This is what is known as the "struct hack". It's a trick that allows you to store variably-sized data in a struct
instance.
You make the last member an array of size 1, like so:
struct foo { int i; char c[1] };
Assuming a 4-byte int
, this type is 5 bytes wide (although it will likely take up 8 bytes to satisfy any alignment requirements), and an instance of struct foo
would look like this:
+---+
i: | |
+---+
| |
+---+
| |
+---+
| |
+---+
c: | |
+---+
However, if you allocate memory for it dynamically with malloc
or calloc
, you can allocate more memory than just what's needed for the struct
type and that extra memory will be considered part of the array (since struct
elements are guaranteed to be laid out in the order declared and array types don't enforce sizes).

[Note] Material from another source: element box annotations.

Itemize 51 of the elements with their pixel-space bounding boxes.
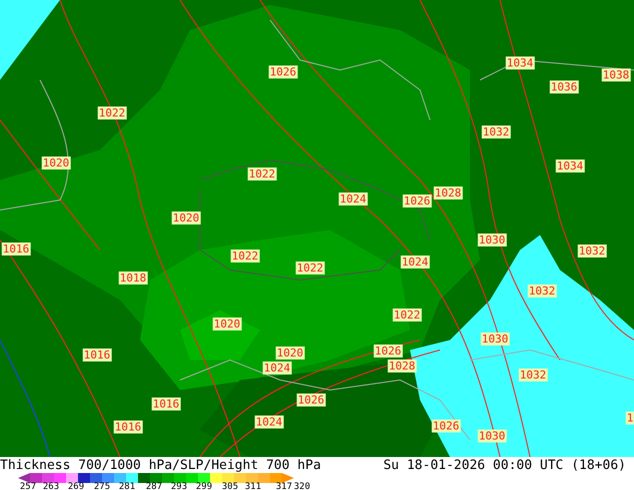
isobar-label: 1024 [400, 256, 430, 268]
isobar-label: 1026 [402, 194, 432, 208]
isobar-label: 1022 [98, 106, 126, 120]
isobar-label: 1016 [114, 420, 142, 434]
isobar-label: 1026 [374, 344, 402, 358]
legend-tick-label: 317 [276, 483, 292, 490]
legend-tick-label: 275 [94, 483, 110, 490]
isobar-label: 1034 [556, 160, 584, 172]
isobar-label: 1030 [480, 332, 510, 346]
legend-tick-label: 281 [118, 483, 136, 490]
isobar-label: 1032 [518, 368, 548, 382]
legend-tick-label: 305 [222, 483, 238, 490]
isobar-label: 1 [626, 412, 634, 424]
isobar-label: 1018 [118, 272, 148, 284]
isobar-label: 1024 [254, 416, 284, 428]
isobar-label: 1022 [392, 308, 422, 322]
isobar-label: 1022 [296, 262, 324, 274]
isobar-label: 1026 [432, 420, 460, 432]
isobar-label: 1032 [578, 244, 606, 258]
legend-tick-label: 263 [42, 483, 60, 490]
isobar-label: 1016 [2, 242, 30, 256]
isobar-label: 1016 [82, 348, 112, 362]
isobar-label: 1036 [550, 80, 578, 94]
isobar-label: 1026 [296, 394, 326, 406]
isobar-label: 1030 [478, 234, 506, 246]
legend-tick-label: 293 [170, 483, 188, 490]
legend-tick-label: 311 [244, 483, 262, 490]
legend-tick-label: 320 [294, 483, 310, 490]
legend-tick-label: 287 [146, 483, 162, 490]
legend-tick-label: 257 [20, 483, 36, 490]
isobar-label: 1020 [42, 156, 70, 170]
isobar-label: 1034 [506, 56, 534, 70]
isobar-label: 1030 [478, 430, 506, 442]
valid-time: Su 18-01-2026 00:00 UTC (18+06) [383, 458, 626, 472]
isobar-label: 1020 [172, 212, 200, 224]
isobar-label: 1032 [482, 126, 510, 138]
isobar-label: 1038 [602, 68, 630, 82]
isobar-label: 1024 [338, 192, 368, 206]
legend-tick-label: 269 [68, 483, 84, 490]
isobar-label: 1026 [268, 66, 298, 78]
isobar-label: 1028 [434, 186, 462, 200]
map-title: Thickness 700/1000 hPa/SLP/Height 700 hPa [0, 458, 321, 472]
isobar-label: 1022 [230, 250, 260, 262]
isobar-label: 1016 [152, 398, 180, 410]
isobar-label: 1032 [528, 284, 556, 298]
isobar-label: 1020 [276, 346, 304, 360]
legend-tick-label: 299 [196, 483, 212, 490]
isobar-label: 1024 [262, 362, 292, 374]
isobar-label: 1022 [248, 168, 276, 180]
isobar-label: 1020 [212, 318, 242, 330]
isobar-label: 1028 [388, 360, 416, 372]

struct foo *p = malloc( sizeof *p + strlen( "hello" ));
p->i = 1;
strcpy( p->c, "hello" );
So we allocate enough memory for the struct
type (5 bytes) plus enough memory to store "hello"
, which gives us (assuming little-endian)
+---+ ----+
i: | 1 | |
+---+ |
| 0 | |
+---+ |
| 0 | +---- size of struct foo
+---+ |
| 0 | |
+---+ |
c: |'h'| |
+---+ ----+
|'e'| |
+---+ |
|'l'| |
+---+ |
|'l'| +---- Extra memory for "hello"
+---+ |
|'o'| |
+---+ |
| 0 | |
+---+ ----+
Why do we make c
an array of size 1 instead of a pointer? If we made c
a pointer, like
struct foo { int i; char *c };
then this trick doesn't work, because all c
can store is an address, not data.
C allows "flexible array members", where a size isn't needed in the declaration:
struct foo { int i; char c[] };
However, C++ does not (yet) support this, so you have to specify a non-zero size.